Today's sin is Pride aka vanity, a desire to seem more important than others or, an extreme love of self.
Punishment in hell: Broken on the wheel
(which, yet again, I could do better. I mean wouldn't a better punishment be to get turned into whatever it is you feel so superior to? Or to be forced to look at yourself in the mirror and nothing else, forever. I really should be given some kind of administrative assistant gig in hell if I end up there.)
Demon in charge: Lucifer aka Satan - the top dog in hell, so this one is a biggie on the list. He's the one who wanted his throne on the highest cloud above earth, and so was punished with the whole underground thing.
Animal: Horse (damn prideful horses, up on their high...horses...)
Color: Violet, which is interesting because purple was a very difficult color to make in ancient times, so it was valued highly by aristocrats and royals. Who are PRIDEFUL. Get it?

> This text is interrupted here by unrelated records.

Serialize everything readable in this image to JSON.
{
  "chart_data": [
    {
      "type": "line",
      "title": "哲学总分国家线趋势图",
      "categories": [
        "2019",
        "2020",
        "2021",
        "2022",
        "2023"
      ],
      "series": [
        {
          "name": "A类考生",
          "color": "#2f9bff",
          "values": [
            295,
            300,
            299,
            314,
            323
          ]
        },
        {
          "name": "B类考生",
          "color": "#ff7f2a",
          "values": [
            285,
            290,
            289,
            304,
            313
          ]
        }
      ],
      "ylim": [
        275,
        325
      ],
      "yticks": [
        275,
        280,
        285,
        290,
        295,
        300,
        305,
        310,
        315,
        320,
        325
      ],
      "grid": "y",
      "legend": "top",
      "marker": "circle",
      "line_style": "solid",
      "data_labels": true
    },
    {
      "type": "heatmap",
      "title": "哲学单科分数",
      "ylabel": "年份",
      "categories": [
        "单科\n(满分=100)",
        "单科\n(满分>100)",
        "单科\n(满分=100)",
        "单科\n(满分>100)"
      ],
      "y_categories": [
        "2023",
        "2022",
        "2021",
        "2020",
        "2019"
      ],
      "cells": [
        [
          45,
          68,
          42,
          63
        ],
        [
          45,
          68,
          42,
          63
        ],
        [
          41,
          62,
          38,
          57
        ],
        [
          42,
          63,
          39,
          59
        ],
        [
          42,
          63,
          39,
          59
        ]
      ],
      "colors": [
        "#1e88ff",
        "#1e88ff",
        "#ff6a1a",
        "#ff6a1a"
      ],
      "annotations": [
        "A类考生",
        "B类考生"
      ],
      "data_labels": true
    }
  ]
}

Having pride is a good thing, but you can take it too far. On this special day, St. Patrick's Day, we can see great evidence of this. New York has Mr. Irish buttons guy:
I've actually got some Irish in my background, but really, that's no feat, since I have about 20 different cultural groups in my background. Apparently Cuba was quite the melting pot since it was conquered by Spain. I've always wanted to get one of those DNA tests that can give you information about your background. They sell them on Ancestry.com and other genealogy sites. They give you a look at the migration of your DNA around the world. From family rumor and name origins, I've got connections to Ireland, Scotland, Spain, Italy, and Africa (nobody knows where specifically though). What if I get my map and it's just all covered with dots!? I'll be right where I started, only $350 poorer. Woo, working-class pride!
Dante conceived of pride as "love of self perverted to hatred and contempt for one's neighbor," and I bet you can probably attribute some of your all-time worst thoughts and actions to pride. Let's take Mr. Buttons guy, who has buttons that say Irish are #1. Why not just Irish are Awesome? Why you gotta make a list and put yourself up at the top, guy? Cultural pride is important, and especially in a country where assimilation is still considered the route to happiness, but loving your own doesn't mean hating everyone else. Unless, of course, you're a vampire.
Vampires are big on the whole superiority complex thing. Part of the reason Buffy had a stake in hand on the daily was that these guys and gals saw themselves as top of the food chain, humans being perhaps very chatty food. My favorite vampire saga, the Southern Vampire Mysteries by Charlaine Harris (on which the TV show True Blood is based) explores the prideful vampire in detail. She creates a good estimation of our world, only one where vampires really exist and are no longer living in secret. They seem to feel that they are superior to humans, and to were-creatures (werewolves, were-panthers, shape-shifters), and at the same time have to lower themselves to campaign for rights in the human world. Even though they may create close friendships with humans, the vamps in the Sookieverse have a mantra, "vamps first."
Because they can live incredibly long (dead) lives in literature and film, vampires are presented as being or believing they are wiser, more cunning. And they've got all kinds of biological advantages like superior hearing, strength, sense of smell. They have some reasons to feel like they are superior to humans, but they usually take that sense of superiority too far. As the old saying goes, "pride goeth before the fall."
In vampire movies and books, it's usually the very creatures they feel are so beneath them that cause their demise. Somewhat like Lucifer's story, they underestimate their foes and overestimate their power.

Other arrogant prick vampires:
Interview with the Vampire's Lestat de Lioncort, who is the biggest brat of all time. ALL TIME.
Deacon Frost from the first Blade movie, who was all "I'm wearing a leather jacket and I don't care about being late for super secret vampire council meetings."
Dragonetti, Blade, who was probably the most pissed off about Deacon being late. He gets a double pride fail for feeling superior to Deacon, whose superiority complex propelled him to do insanely megalomaniac stuff.
Viktor, from Underworld who was so "vampires rule, werewolves drool" that he killed his own daughter for having relations with Lucien, one of the most awesome werewolves in film history.
Vampire council the Volturi, Twilight, each of them more arrogant than the next.
Sophie Anne LeClerc, True Blood, who is doing well on the show, but in the books, well, she get cut off at the knees. Literally.
Danica Talos, Blade III which I own and Matt seems to like best of all the Blade movies (a travesty), but she truly does shine as the villain here. She totally outclasses the supposed big bad of the movie, Dracula.